Saving Mr. Banks is a Movie About . . .

movies. It's a movie about the creative process, and the investment of creators in their creations. It's a movie about charming doggedness triumphing over crabby nitpickiness.




But mostly, it's a movie about fathers.

A really good movie about fathers.

The Big Story of Saving Mr. Banks is of Walt Disney's very challenging, but ultimately successful, twenty-years-long campaign to convince P.L. Travers to let him make her novel, Mary Poppins, into a movie. The most entertaining moments in the film come courtesy of Mrs.

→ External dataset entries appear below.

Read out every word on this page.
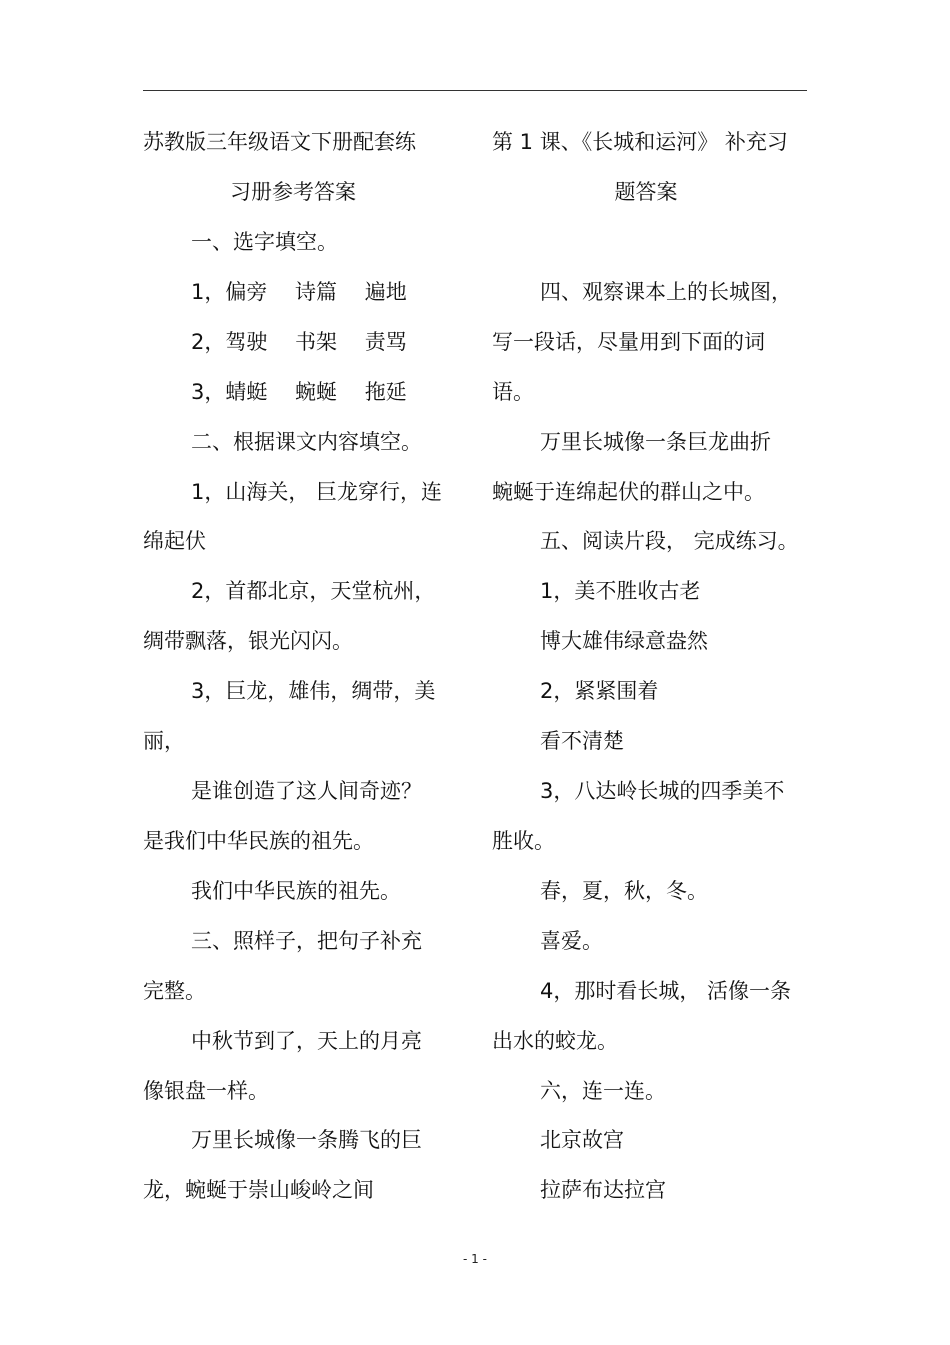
苏教版三年级语文下册配套练
习册参考答案
一、选字填空。
1，偏旁　 诗篇　 遍地
2，驾驶　 书架　 责骂
3，蜻蜓　 蜿蜒　 拖延
二、根据课文内容填空。
1，山海关， 巨龙穿行，连
绵起伏
2，首都北京，天堂杭州，
绸带飘落，银光闪闪。
3，巨龙，雄伟，绸带，美
丽，
是谁创造了这人间奇迹？
是我们中华民族的祖先。
我们中华民族的祖先。
三、照样子，把句子补充
完整。
中秋节到了，天上的月亮
像银盘一样。
万里长城像一条腾飞的巨
龙，蜿蜒于崇山峻岭之间
第 1 课、《长城和运河》 补充习
题答案
四、观察课本上的长城图，
写一段话，尽量用到下面的词
语。
万里长城像一条巨龙曲折
蜿蜒于连绵起伏的群山之中。
五、阅读片段， 完成练习。
1，美不胜收古老
博大雄伟绿意盎然
2，紧紧围着
看不清楚
3，八达岭长城的四季美不
胜收。
春，夏，秋，冬。
喜爱。
4，那时看长城， 活像一条
出水的蛟龙。
六，连一连。
北京故宫
拉萨布达拉宫
- 1 -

Travers' extraordinary particularness about EVERYTHING. At one point she insists that, if the movie is to be made, it mustn't contain the color red. And no animation. And NO singing or prancing about.

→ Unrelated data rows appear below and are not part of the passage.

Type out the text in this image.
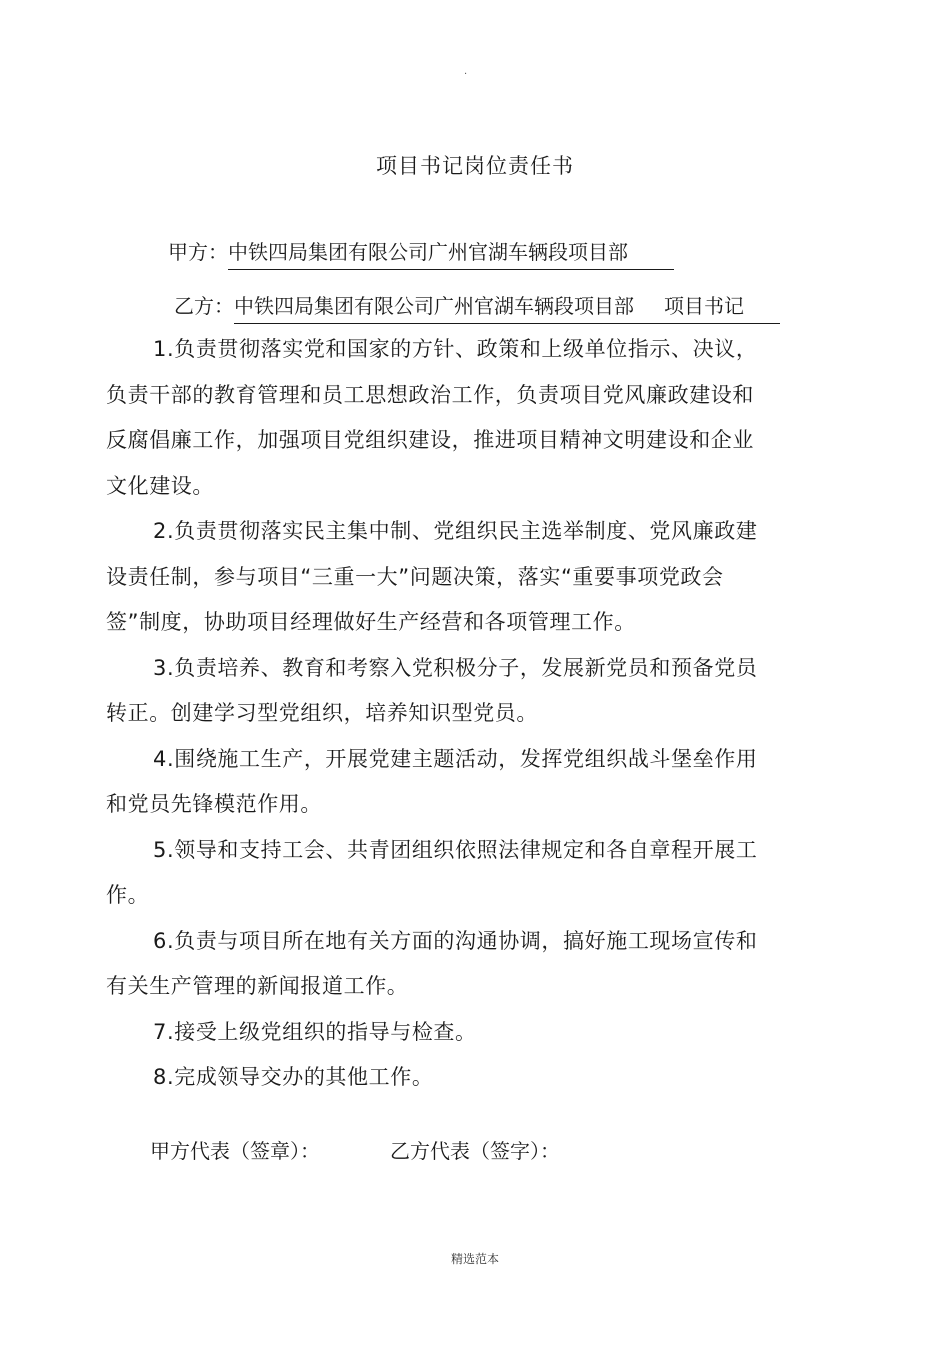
.
项目书记岗位责任书
甲方：中铁四局集团有限公司广州官湖车辆段项目部
乙方：中铁四局集团有限公司广州官湖车辆段项目部 项目书记

1.负责贯彻落实党和国家的方针、政策和上级单位指示、决议，负责干部的教育管理和员工思想政治工作，负责项目党风廉政建设和反腐倡廉工作，加强项目党组织建设，推进项目精神文明建设和企业文化建设。

2.负责贯彻落实民主集中制、党组织民主选举制度、党风廉政建设责任制，参与项目“三重一大”问题决策，落实“重要事项党政会签”制度，协助项目经理做好生产经营和各项管理工作。

3.负责培养、教育和考察入党积极分子，发展新党员和预备党员转正。创建学习型党组织，培养知识型党员。

4.围绕施工生产，开展党建主题活动，发挥党组织战斗堡垒作用和党员先锋模范作用。

5.领导和支持工会、共青团组织依照法律规定和各自章程开展工作。

6.负责与项目所在地有关方面的沟通协调，搞好施工现场宣传和有关生产管理的新闻报道工作。

7.接受上级党组织的指导与检查。

8.完成领导交办的其他工作。

甲方代表（签章）：	乙方代表（签字）：
精选范本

But the Heart of Saving Mr. Banks is all about fathers. Specifically, how the complicated relationships of both Walt Disney and P.L. Travers with their complicated fathers still loom large over their adult lives. Both fathers are deeply flawed, but deeply loved by their children. A common enough occurrence, I would think, but one that's not often explored on film.

The movie is endearing and unexpected and unique and funny. The husband and I both enjoyed it very much.

There isn't any language or raciness or gore, but there are complicated and troubling adult situations that probably account for its PG-13 rating. I don't think it would be particularly interesting to children younger than that, but I highly recommend it for adults.